Friday, June 11, 2010

I wasn't expecting to blog this much

But what can I do about it?

My dear friend Jen Alzate (who, by the way, has a pretty cool last name in my opinion) suggested that I read Confessions by St. Augustine about three months ago. Because she's an English major and I think she has a solid grasp of my general opinion of old books (I don't like them) I decided to give it a try and read the thing. I bought it online (accidentally bought the abridged version. I'll see if the library has unabridged versions) and let it collect dust for about three months.

Then I started reading it and I was very surprised to find that I like it. Very surprised because first, it's old, and second, it's one long prayer (the prayer is a mixture of praise of autobiography and random thoughts). I probably wouldn't like it as much if it wasn't a modern english version. But I actually really really like the book.

It's almost like a blog (where else are you gonna get such a random mixture of things?). It's very heartfelt, and that draws me in. I guess I like hearing people talk about themselves. It's different, being old; I have to keep looking at the notes to understand what writers he mentions or what he was talking about at all, really. But the differentness of how he writes, especially, makes me think more.

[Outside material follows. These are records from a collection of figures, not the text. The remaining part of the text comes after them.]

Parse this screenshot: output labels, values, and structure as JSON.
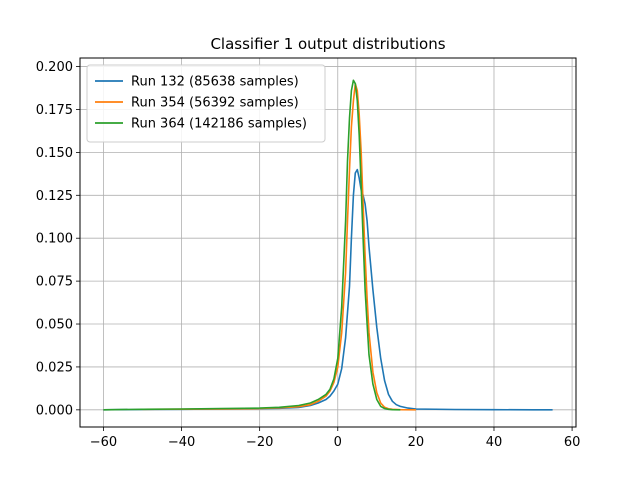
{
  "chart_data": {
    "type": "line",
    "title": "Classifier 1 output distributions",
    "xlabel": "",
    "ylabel": "",
    "xlim": [
      -66,
      61
    ],
    "ylim": [
      -0.01,
      0.205
    ],
    "x_ticks": [
      -60,
      -40,
      -20,
      0,
      20,
      40,
      60
    ],
    "y_ticks": [
      0.0,
      0.025,
      0.05,
      0.075,
      0.1,
      0.125,
      0.15,
      0.175,
      0.2
    ],
    "x_tick_labels": [
      "−60",
      "−40",
      "−20",
      "0",
      "20",
      "40",
      "60"
    ],
    "y_tick_labels": [
      "0.000",
      "0.025",
      "0.050",
      "0.075",
      "0.100",
      "0.125",
      "0.150",
      "0.175",
      "0.200"
    ],
    "grid": true,
    "legend_position": "top-left",
    "series": [
      {
        "name": "Run 132 (85638 samples)",
        "color": "#1f77b4",
        "x": [
          -60,
          -50,
          -40,
          -30,
          -20,
          -15,
          -10,
          -7,
          -5,
          -3,
          -2,
          -1,
          0,
          1,
          2,
          3,
          3.5,
          4,
          4.5,
          5,
          5.5,
          6,
          6.5,
          7,
          7.5,
          8,
          9,
          10,
          11,
          12,
          13,
          14,
          15,
          16,
          18,
          20,
          30,
          40,
          50,
          55
        ],
        "values": [
          0.0,
          0.0002,
          0.0003,
          0.0005,
          0.0007,
          0.0009,
          0.0014,
          0.0025,
          0.004,
          0.006,
          0.008,
          0.011,
          0.015,
          0.024,
          0.042,
          0.072,
          0.1,
          0.125,
          0.138,
          0.14,
          0.135,
          0.128,
          0.125,
          0.12,
          0.11,
          0.095,
          0.07,
          0.048,
          0.03,
          0.017,
          0.009,
          0.005,
          0.003,
          0.002,
          0.001,
          0.0005,
          0.0002,
          0.0001,
          0.0,
          0.0
        ]
      },
      {
        "name": "Run 354 (56392 samples)",
        "color": "#ff7f0e",
        "x": [
          -50,
          -30,
          -20,
          -15,
          -10,
          -7,
          -5,
          -3,
          -2,
          -1,
          0,
          1,
          2,
          2.5,
          3,
          3.5,
          4,
          4.5,
          5,
          5.5,
          6,
          6.5,
          7,
          7.5,
          8,
          9,
          10,
          11,
          12,
          13,
          14,
          16,
          20
        ],
        "values": [
          0.0003,
          0.0005,
          0.0008,
          0.0012,
          0.0018,
          0.003,
          0.005,
          0.008,
          0.011,
          0.016,
          0.025,
          0.045,
          0.08,
          0.11,
          0.14,
          0.165,
          0.18,
          0.19,
          0.186,
          0.172,
          0.15,
          0.12,
          0.09,
          0.065,
          0.045,
          0.022,
          0.01,
          0.004,
          0.0015,
          0.0006,
          0.0003,
          0.0001,
          0.0
        ]
      },
      {
        "name": "Run 364 (142186 samples)",
        "color": "#2ca02c",
        "x": [
          -60,
          -50,
          -40,
          -30,
          -20,
          -15,
          -10,
          -7,
          -5,
          -3,
          -2,
          -1,
          0,
          1,
          2,
          2.5,
          3,
          3.5,
          4,
          4.5,
          5,
          5.5,
          6,
          6.5,
          7,
          7.5,
          8,
          9,
          10,
          11,
          12,
          13,
          14,
          16
        ],
        "values": [
          0.0,
          0.0003,
          0.0005,
          0.0008,
          0.001,
          0.0015,
          0.0025,
          0.004,
          0.006,
          0.009,
          0.012,
          0.018,
          0.03,
          0.06,
          0.11,
          0.145,
          0.17,
          0.186,
          0.192,
          0.19,
          0.18,
          0.16,
          0.13,
          0.1,
          0.07,
          0.05,
          0.032,
          0.015,
          0.006,
          0.002,
          0.0008,
          0.0003,
          0.0001,
          0.0
        ]
      }
    ]
  }
}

He praises God in so many ways, sees him at work in everything, and attributes everything good to him, all the while insulting himself. It's almost to the point of ridiculousness, but not quite, because the ridiculousness of it makes me stop and think and realize that God is actually worthy of all that ridiculousness. It's like hearing a nauseatingly cheesy and overdone love song, except not, because there's nothing that could be said of God that could overdo things because God's just that ridiculous.

There's this book that has a title I like. It's called Crazy Love. I skimmed the book and it seems okay. I didn't read it because I'd already seen the ideas in it before. I just really like the title (and the cover). Crazy love.

I s'pose there are a few other reasons Confessions appeals to me. First is that it's a lot of praise, but it's more modern than the Psalms, yet still of really high authority. Another is that I'm used to hearing modern praise, but only in spoken prayer and songs. Prayers are improvised and songs are limited (and have a reputation of being cliche), so I'm not used to seeing any really creative worship.

Last, it's made me want to change my life more. For a little while I've talked about discipline but I haven't been able to get myself to do it. What can I say? Indulgence is easy. But more and more clearly I've been seeing that there are only two ways for me to live: First, for my own comfort and entertainment, the default that everybody turns to. And second, as if God was really alive and his love was really that crazy. I can't go on playing flash games and reading manga and eating what I want whenever I want and not getting exercise and trying not to look at porn and failing.

It's easy to talk about God and want the good things, the community and worship and joy. It's hard to change these habits that're so deeply ingrained. Reading Augustine and how madly obsessed he was whetted my appetite for God, so I'm gonna try to chase him down with all I've got, now.

Confessions also inspired me to write. It's not just that I feel inspired, though. You could say it's the missing piece I've been looking for. Y'see, whenever I fast or ignore my sexual appetite for a little while, my body goes a little haywire. I can't sleep, can't concentrate well enough to read, can't sit still long enough to pray, and don't have enough energy to exercise (when I'm fasting). I always hated the feeling, and I could never figure out what to do with myself but let the time slip away. But writing comes easy to me, and I think it'll be good for me too.

Greg Jao said something interesting at Basileia. He said that finding a spouse will never fulfill your emotional needs. Eating will never fill you up completely. Our earthly needs only point toward an even more important need for God.